RR: How has your work as an editor of the literary journal Opossum, which explores the intersection of art and music, informed your work as a poet?
AK: I have to be fair here. Opossum is not my child. Jon Ross, John Edgar, and my fellow poetry co-editor, Rebecca Olson are the brains and the brawn behind that beautiful creation. John Edgar told me about their vision and I asked if I could be a part of the team. They’ve been absolutely wonderful to me.
Working as an editor has been a very educational experience. For one, I get to collaborate with three very talented people. I also get the chance to read what is currently being written and shared. Approaching poems that are not my own on the page has helped me develop more of a “poetic eye” of sorts. I see what decisions work and what decisions fall short. It has helped me sharpen my own aesthetic. Lastly, it has given me a sense of appreciation for those who are in the business of publishing. We just released our first issue and I had no idea the painstaking work that was involved with putting out a literary journal. I know I am very pleased with our debut issue and I think that Jon, John, and Rebecca feel the same way. We are currently accepting submissions for issue two. Check us out.
RR: Given your interest in the relationship between poetry and music, what are your thoughts on Bob Dylan winning the Nobel Prize for Literature?
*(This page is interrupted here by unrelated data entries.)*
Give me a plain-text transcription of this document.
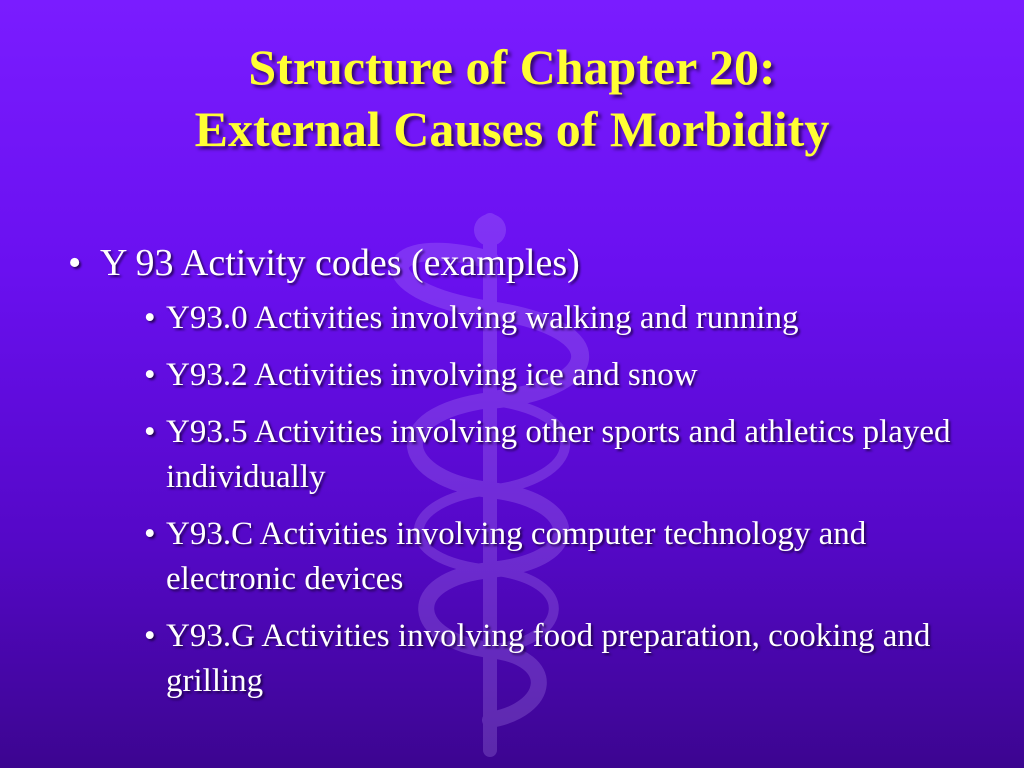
Structure of Chapter 20:
External Causes of Morbidity
• Y 93 Activity codes (examples)
• Y93.0 Activities involving walking and running
• Y93.2 Activities involving ice and snow
• Y93.5 Activities involving other sports and athletics played individually
• Y93.C Activities involving computer technology and electronic devices
• Y93.G Activities involving food preparation, cooking and grilling
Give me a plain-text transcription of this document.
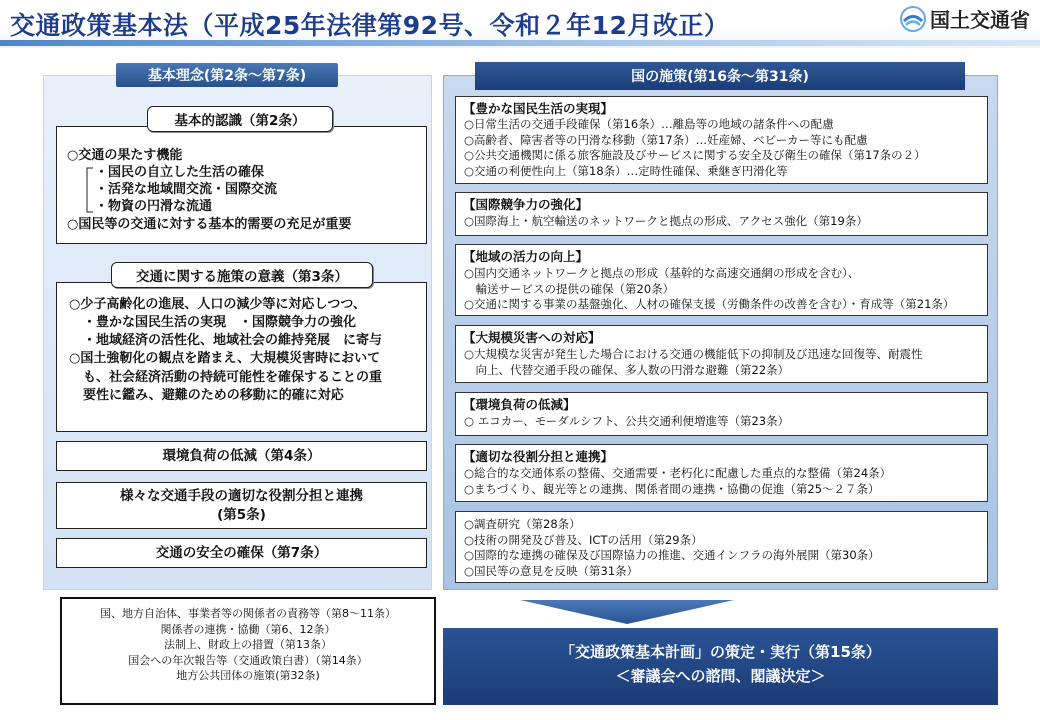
交通政策基本法（平成25年法律第92号、令和２年12月改正）	国土交通省
基本理念(第2条～第7条)
○交通の果たす機能
・国民の自立した生活の確保
・活発な地域間交流・国際交流
・物資の円滑な流通
○国民等の交通に対する基本的需要の充足が重要
基本的認識（第2条）
○少子高齢化の進展、人口の減少等に対応しつつ、
・豊かな国民生活の実現　・国際競争力の強化
・地域経済の活性化、地域社会の維持発展　に寄与
○国土強靭化の観点を踏まえ、大規模災害時において
も、社会経済活動の持続可能性を確保することの重
要性に鑑み、避難のための移動に的確に対応
交通に関する施策の意義（第3条）
環境負荷の低減（第4条）
様々な交通手段の適切な役割分担と連携
(第5条)
交通の安全の確保（第7条）
国の施策(第16条～第31条)
【豊かな国民生活の実現】
○日常生活の交通手段確保（第16条）…離島等の地域の諸条件への配慮
○高齢者、障害者等の円滑な移動（第17条）…妊産婦、ベビーカー等にも配慮
○公共交通機関に係る旅客施設及びサービスに関する安全及び衛生の確保（第17条の２）
○交通の利便性向上（第18条）…定時性確保、乗継ぎ円滑化等
【国際競争力の強化】
○国際海上・航空輸送のネットワークと拠点の形成、アクセス強化（第19条）
【地域の活力の向上】
○国内交通ネットワークと拠点の形成（基幹的な高速交通網の形成を含む）、
　輸送サービスの提供の確保（第20条）
○交通に関する事業の基盤強化、人材の確保支援（労働条件の改善を含む）・育成等（第21条）
【大規模災害への対応】
○大規模な災害が発生した場合における交通の機能低下の抑制及び迅速な回復等、耐震性
　向上、代替交通手段の確保、多人数の円滑な避難（第22条）
【環境負荷の低減】
○ エコカー、モーダルシフト、公共交通利便増進等（第23条）
【適切な役割分担と連携】
○総合的な交通体系の整備、交通需要・老朽化に配慮した重点的な整備（第24条）
○まちづくり、観光等との連携、関係者間の連携・協働の促進（第25～２７条）
○調査研究（第28条）
○技術の開発及び普及、ICTの活用（第29条）
○国際的な連携の確保及び国際協力の推進、交通インフラの海外展開（第30条）
○国民等の意見を反映（第31条）
国、地方自治体、事業者等の関係者の責務等（第8～11条）
関係者の連携・協働（第6、12条）
法制上、財政上の措置（第13条）
国会への年次報告等（交通政策白書）（第14条）
地方公共団体の施策(第32条)
「交通政策基本計画」の策定・実行（第15条）
＜審議会への諮問、閣議決定＞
AK Ha! What a great question. I’m going to preface my response by saying that I love Dylan. I do. I remember growing up and falling in love with his use of language and being in complete awe of how lyrics can emotionally resonate. He did everything – love, loss, the politics of the working class, Civil Rights – and he did it well. That said, I don’t put much stock in awards. I know, I know, it is the Nobel, and this is coming from someone who hasn’t won anything, ever. Who am I, right? Seriously though, I don’t think he is any more or any less deserving. I read books by poets and writers who win major awards and sometimes I walk away saying “well, that wasn’t for me” and it makes me question not only the purpose of awards, but it makes me question my own understanding. Like, what am I missing here? Dylan getting the Nobel is awesome because I am a fan, sure, but if he submitted to Opossum I would still be critical.